Szklana pułapka / Die Hard (1988)
„Szklana pułapka” ma wszystkie elementy, które sprawiają, że filmy akcji są świetne do wielokrotnego oglądania: sympatycznego bohatera, jasno określoną stawkę oraz równie przekonującego złoczyńcę. To, że film z taką biegłością i pewnością siebie realizuje te podstawy, czyni go klasykiem gatunku. John McClane to zwykły policjant w niemożliwej sytuacji, a napięcie towarzyszy nam przez cały seans. Gdy w jego stopy wbijają się odłamki szkła lub gdy kule świszczą tuż obok jego głowy, widz czuje autentyczne zagrożenie.
Poszukiwacze zaginionej Arki / Raiders Of The Lost Ark (1981)
Pierwsza część oryginalnej trylogii Indiany Jonesa w reżyserii Stevena Spielberga to kwintesencja filmu akcji i przygodowego, która za każdym razem dostarcza mnóstwo emocji. Już od pierwszej sceny, gdzie Indy próbuje ukraść Złoty Idol, aż po spektakularną scenę roztapiającej się twarz, Spielberg serwuje nieprzerwany wachlarz atrakcji.
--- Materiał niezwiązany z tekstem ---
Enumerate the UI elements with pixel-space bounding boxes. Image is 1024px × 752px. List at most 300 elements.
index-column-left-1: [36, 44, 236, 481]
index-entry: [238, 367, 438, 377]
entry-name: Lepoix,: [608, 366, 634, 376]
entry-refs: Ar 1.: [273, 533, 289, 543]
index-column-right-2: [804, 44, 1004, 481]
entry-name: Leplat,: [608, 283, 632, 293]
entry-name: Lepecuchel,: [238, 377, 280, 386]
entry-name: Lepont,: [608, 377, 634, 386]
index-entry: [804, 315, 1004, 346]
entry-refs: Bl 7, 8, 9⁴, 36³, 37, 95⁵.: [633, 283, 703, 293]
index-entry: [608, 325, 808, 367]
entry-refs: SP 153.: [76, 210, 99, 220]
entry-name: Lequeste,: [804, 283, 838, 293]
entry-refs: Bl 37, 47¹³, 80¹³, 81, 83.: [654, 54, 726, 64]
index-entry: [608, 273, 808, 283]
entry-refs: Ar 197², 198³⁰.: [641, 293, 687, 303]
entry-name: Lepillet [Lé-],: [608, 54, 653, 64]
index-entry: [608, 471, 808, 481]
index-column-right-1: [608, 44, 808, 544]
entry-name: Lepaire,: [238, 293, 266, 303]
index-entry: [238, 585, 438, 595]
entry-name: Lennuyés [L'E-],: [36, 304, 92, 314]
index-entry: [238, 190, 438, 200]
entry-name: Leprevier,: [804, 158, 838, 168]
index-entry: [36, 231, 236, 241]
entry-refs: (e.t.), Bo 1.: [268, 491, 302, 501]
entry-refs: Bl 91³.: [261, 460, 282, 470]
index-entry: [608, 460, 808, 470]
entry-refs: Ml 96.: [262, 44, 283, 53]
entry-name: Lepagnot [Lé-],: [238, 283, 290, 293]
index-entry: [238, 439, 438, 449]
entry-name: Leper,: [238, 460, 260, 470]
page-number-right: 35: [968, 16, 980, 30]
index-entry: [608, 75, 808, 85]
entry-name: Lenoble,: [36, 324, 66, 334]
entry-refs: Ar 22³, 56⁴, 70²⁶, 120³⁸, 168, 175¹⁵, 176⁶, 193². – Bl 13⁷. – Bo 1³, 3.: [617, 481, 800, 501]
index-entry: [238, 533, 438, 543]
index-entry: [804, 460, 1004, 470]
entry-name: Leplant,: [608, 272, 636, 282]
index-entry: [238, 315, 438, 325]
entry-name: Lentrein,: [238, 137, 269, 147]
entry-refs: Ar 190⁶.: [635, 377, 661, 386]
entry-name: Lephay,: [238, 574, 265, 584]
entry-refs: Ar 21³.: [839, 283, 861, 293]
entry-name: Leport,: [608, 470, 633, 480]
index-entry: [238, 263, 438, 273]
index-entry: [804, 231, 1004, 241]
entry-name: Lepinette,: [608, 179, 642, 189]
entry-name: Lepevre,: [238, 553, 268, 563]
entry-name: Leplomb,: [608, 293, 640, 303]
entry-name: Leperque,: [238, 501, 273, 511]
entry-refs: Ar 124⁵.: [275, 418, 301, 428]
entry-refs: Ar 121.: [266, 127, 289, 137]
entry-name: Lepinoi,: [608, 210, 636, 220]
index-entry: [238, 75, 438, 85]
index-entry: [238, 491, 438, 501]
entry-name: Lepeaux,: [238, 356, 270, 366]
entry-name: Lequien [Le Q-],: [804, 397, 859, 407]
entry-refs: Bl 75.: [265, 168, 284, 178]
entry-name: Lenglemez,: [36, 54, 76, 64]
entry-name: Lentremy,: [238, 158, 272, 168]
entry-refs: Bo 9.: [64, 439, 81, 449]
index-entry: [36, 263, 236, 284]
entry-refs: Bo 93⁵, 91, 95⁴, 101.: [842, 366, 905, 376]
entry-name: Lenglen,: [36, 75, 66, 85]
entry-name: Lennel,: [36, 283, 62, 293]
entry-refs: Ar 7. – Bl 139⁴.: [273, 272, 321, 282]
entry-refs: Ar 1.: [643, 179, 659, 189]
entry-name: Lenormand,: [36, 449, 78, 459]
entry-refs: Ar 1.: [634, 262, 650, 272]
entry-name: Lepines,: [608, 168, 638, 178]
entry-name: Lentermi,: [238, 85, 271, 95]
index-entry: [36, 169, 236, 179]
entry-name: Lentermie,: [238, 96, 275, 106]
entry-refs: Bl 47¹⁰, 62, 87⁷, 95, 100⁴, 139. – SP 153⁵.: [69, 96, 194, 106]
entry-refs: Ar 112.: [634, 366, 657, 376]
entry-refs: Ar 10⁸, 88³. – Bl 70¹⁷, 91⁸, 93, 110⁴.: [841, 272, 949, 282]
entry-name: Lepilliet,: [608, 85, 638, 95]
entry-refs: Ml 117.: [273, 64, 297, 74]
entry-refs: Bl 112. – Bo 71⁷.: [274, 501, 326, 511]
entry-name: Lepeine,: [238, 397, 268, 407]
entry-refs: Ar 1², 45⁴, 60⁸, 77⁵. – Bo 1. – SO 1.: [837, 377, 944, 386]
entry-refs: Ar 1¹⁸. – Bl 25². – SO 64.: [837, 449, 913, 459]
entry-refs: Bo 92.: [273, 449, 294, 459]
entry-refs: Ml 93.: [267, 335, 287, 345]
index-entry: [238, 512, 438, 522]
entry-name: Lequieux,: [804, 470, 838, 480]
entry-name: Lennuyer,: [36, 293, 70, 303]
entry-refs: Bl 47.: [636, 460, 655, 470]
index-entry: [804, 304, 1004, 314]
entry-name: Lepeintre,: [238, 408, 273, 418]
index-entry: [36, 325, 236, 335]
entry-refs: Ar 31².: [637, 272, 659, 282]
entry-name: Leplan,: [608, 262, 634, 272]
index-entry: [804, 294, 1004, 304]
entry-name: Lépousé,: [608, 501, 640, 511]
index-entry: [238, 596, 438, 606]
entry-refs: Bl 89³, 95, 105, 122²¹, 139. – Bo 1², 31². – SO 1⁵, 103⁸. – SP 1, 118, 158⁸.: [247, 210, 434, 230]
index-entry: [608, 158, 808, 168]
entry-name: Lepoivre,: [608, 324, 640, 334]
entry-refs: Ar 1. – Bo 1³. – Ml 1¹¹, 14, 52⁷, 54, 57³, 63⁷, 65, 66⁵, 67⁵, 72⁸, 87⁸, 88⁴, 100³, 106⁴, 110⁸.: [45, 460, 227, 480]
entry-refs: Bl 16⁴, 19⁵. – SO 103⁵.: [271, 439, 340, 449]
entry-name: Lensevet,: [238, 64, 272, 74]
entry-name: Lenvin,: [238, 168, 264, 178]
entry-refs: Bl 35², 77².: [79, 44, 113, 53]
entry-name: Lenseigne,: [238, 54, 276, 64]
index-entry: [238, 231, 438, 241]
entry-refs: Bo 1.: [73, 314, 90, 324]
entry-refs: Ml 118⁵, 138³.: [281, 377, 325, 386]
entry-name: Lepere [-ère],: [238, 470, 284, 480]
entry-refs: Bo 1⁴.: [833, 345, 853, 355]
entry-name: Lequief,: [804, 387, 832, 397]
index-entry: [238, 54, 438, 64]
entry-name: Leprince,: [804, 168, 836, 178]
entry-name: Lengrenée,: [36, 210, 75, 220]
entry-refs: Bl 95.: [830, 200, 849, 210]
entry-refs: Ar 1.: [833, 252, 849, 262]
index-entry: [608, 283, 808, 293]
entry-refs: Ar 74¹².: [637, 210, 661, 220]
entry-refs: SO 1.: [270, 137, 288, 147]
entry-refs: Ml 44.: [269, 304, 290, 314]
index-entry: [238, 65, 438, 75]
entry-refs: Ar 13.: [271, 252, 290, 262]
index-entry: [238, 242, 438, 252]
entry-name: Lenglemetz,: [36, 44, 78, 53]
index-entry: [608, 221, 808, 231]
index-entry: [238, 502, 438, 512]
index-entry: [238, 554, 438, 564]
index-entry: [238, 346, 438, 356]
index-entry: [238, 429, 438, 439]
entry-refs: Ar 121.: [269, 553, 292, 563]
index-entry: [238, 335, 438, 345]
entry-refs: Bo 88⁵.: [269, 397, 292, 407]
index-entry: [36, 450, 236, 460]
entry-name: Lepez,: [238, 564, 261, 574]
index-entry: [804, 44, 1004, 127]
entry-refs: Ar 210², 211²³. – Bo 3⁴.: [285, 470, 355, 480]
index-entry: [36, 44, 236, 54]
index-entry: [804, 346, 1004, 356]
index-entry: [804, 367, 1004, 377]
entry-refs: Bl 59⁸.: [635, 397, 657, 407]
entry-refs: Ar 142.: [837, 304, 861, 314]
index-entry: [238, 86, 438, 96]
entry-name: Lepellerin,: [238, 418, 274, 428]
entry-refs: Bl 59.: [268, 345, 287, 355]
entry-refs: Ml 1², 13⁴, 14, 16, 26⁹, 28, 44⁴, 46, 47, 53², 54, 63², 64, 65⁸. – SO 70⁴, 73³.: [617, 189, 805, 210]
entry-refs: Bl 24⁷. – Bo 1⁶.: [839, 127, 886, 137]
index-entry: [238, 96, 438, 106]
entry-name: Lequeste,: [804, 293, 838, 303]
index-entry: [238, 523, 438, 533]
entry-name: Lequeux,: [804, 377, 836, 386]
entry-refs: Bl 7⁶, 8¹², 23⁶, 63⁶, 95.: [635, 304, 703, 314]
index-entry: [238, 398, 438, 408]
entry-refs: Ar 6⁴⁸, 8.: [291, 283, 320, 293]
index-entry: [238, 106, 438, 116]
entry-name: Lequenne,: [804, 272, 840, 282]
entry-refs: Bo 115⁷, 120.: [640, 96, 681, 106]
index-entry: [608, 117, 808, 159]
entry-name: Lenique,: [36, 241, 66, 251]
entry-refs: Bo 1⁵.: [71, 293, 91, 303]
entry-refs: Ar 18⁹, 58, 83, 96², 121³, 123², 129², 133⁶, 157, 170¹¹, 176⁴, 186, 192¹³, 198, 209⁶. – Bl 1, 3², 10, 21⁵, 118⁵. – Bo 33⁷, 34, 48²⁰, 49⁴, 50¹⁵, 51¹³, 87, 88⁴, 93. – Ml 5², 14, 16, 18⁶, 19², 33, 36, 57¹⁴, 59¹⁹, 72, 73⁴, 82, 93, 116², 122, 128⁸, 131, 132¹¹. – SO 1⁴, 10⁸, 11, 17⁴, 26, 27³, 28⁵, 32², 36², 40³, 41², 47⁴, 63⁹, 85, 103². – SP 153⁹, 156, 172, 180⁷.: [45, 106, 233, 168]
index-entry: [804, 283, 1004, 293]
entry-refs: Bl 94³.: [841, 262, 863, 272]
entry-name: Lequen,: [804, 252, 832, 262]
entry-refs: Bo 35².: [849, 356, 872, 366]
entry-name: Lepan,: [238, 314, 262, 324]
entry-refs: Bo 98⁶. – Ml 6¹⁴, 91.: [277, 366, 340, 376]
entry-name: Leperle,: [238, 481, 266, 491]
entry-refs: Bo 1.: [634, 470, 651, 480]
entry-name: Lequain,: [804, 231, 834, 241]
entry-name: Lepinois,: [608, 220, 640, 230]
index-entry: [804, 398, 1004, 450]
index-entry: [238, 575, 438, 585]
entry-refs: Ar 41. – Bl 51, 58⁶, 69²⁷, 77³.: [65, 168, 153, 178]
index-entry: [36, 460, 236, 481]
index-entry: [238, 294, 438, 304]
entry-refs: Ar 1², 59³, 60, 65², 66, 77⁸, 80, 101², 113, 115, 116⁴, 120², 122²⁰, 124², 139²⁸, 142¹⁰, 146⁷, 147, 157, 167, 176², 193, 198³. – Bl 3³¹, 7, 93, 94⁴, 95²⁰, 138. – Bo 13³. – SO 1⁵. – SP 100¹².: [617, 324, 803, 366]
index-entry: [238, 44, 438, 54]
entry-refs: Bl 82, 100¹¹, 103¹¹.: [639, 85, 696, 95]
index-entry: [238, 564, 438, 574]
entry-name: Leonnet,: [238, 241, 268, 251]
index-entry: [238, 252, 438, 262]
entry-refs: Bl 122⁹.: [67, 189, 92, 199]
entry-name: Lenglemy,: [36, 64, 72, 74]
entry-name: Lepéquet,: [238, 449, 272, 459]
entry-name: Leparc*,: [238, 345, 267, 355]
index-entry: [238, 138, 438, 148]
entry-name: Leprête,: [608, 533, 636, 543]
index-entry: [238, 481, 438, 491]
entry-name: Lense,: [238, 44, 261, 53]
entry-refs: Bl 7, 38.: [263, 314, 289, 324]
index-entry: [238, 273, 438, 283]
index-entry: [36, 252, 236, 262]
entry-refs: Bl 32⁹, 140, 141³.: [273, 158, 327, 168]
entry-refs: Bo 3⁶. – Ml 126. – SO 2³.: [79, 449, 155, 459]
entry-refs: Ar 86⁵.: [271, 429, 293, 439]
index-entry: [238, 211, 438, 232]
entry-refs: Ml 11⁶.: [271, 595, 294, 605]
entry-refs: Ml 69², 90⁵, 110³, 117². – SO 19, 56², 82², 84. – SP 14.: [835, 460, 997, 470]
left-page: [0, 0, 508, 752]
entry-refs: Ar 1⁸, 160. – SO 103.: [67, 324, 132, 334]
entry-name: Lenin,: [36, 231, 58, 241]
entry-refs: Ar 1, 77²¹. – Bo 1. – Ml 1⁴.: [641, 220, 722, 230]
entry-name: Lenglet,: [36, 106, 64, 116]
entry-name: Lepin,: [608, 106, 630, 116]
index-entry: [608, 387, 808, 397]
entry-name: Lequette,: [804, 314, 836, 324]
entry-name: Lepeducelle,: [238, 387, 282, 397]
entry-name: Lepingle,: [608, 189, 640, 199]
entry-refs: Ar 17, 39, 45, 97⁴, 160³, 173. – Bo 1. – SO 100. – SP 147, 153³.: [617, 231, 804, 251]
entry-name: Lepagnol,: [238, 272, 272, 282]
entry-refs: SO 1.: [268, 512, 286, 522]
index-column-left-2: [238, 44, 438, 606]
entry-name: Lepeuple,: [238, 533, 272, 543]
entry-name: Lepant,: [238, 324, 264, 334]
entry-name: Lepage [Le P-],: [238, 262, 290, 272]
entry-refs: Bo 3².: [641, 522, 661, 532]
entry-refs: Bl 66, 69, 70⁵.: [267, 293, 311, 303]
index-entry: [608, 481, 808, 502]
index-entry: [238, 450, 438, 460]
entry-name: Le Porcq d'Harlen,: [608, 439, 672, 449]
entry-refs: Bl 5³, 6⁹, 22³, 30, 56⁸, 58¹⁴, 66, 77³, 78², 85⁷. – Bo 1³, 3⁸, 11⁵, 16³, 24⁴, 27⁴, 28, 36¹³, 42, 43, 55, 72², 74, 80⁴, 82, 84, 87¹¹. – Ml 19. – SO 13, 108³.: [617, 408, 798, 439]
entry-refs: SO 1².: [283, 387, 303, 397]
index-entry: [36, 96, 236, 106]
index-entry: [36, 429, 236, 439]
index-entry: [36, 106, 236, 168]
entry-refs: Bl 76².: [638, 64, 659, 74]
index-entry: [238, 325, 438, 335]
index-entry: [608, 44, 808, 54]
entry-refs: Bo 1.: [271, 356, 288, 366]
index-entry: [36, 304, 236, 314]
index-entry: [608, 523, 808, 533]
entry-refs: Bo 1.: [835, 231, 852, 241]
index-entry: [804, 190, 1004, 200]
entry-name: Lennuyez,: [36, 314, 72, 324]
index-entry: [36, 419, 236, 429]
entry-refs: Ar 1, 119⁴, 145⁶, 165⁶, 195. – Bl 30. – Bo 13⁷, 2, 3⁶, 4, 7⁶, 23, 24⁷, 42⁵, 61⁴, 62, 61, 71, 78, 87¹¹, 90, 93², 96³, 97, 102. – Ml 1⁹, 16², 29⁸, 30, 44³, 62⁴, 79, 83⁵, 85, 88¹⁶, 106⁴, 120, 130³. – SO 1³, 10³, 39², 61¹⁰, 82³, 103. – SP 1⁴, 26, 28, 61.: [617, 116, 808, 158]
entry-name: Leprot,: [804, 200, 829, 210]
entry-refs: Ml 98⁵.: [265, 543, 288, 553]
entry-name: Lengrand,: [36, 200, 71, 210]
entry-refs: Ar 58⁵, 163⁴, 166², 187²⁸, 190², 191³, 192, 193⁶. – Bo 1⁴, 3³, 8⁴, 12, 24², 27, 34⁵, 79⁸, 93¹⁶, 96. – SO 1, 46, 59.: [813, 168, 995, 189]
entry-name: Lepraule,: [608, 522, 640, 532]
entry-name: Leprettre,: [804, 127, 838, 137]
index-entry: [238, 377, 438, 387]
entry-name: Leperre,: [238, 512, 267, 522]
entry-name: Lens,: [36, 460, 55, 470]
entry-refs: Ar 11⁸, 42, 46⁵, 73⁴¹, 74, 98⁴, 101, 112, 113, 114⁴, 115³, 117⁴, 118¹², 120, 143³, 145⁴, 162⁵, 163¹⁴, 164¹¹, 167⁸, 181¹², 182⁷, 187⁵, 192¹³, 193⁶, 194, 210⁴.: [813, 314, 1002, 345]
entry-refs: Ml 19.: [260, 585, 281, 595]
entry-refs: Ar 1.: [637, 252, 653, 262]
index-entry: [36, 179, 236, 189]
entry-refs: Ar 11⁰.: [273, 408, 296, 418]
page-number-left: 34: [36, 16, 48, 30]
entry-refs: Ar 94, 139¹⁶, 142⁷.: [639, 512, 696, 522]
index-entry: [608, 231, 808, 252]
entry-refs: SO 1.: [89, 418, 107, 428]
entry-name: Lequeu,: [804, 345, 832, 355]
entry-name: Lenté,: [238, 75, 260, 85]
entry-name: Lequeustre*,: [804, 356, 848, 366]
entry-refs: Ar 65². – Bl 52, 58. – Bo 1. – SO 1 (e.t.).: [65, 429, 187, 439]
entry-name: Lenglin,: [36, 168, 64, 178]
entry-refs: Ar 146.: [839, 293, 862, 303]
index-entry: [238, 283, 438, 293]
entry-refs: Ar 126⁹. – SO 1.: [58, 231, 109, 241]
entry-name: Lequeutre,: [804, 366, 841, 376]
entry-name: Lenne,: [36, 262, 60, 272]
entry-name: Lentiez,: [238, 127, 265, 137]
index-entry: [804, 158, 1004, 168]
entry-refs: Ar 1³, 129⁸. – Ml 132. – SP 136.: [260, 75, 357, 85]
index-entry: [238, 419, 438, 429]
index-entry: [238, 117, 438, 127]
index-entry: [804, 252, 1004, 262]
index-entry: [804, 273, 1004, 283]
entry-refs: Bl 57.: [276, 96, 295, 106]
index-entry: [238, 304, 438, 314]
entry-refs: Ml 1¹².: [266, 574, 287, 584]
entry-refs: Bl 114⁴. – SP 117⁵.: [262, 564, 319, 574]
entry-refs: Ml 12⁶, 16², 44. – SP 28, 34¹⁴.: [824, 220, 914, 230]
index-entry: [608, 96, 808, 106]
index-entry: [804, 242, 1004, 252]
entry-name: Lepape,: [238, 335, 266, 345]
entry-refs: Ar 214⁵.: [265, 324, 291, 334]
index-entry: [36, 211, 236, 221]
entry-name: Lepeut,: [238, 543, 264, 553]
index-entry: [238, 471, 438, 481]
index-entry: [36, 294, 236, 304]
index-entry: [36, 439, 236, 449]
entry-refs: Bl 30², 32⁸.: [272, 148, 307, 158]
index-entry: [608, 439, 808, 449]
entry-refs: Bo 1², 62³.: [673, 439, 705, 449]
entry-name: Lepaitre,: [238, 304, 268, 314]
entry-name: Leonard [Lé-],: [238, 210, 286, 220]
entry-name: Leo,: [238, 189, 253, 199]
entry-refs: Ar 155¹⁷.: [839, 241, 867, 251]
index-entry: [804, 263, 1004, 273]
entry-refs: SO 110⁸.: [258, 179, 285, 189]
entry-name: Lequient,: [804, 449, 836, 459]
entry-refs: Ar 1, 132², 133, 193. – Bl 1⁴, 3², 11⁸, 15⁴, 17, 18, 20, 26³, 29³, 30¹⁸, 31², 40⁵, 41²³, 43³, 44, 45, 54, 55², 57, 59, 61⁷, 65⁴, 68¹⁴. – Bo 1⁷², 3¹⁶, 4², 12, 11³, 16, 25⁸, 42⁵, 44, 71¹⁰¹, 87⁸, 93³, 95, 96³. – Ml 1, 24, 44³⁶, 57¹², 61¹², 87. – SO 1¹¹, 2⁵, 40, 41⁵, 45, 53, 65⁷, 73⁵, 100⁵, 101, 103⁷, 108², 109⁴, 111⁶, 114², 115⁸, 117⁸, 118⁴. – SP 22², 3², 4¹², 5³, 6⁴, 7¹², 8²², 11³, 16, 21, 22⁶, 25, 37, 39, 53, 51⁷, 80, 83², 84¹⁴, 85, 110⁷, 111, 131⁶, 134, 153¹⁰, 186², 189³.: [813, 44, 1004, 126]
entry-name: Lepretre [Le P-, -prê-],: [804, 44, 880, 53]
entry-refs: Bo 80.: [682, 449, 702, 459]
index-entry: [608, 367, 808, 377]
Przy akompaniamencie porywającej muzyki Johna Williamsa i urokliwej gry Harrisona Forda, „Poszukiwacze zaginionej Arki” nieustannie zachwycają widzów.
Mroczny Rycerz / The Dark Knight (2008)
Ponad 15 lat po premierze, „Mroczny Rycerz” wciąż pozostaje złotym standardem filmów o superbohaterach. W ramach wybitnej trylogii, niezapomniana rola Heatha Ledgera jako Jokera czyni ten film wyjątkowym. Wojna Jokera z Batmanem to pasjonująca bitwa o serce Gotham. Nie chodzi tylko o życie Bruce’a Wayne’a, ale o moralną siłę, która leży u podstaw całego społeczeństwa. W wizji przyszłości Jokera ludzkość staje się nieodróżnialna od zwierząt, a chaos zaczyna dominować.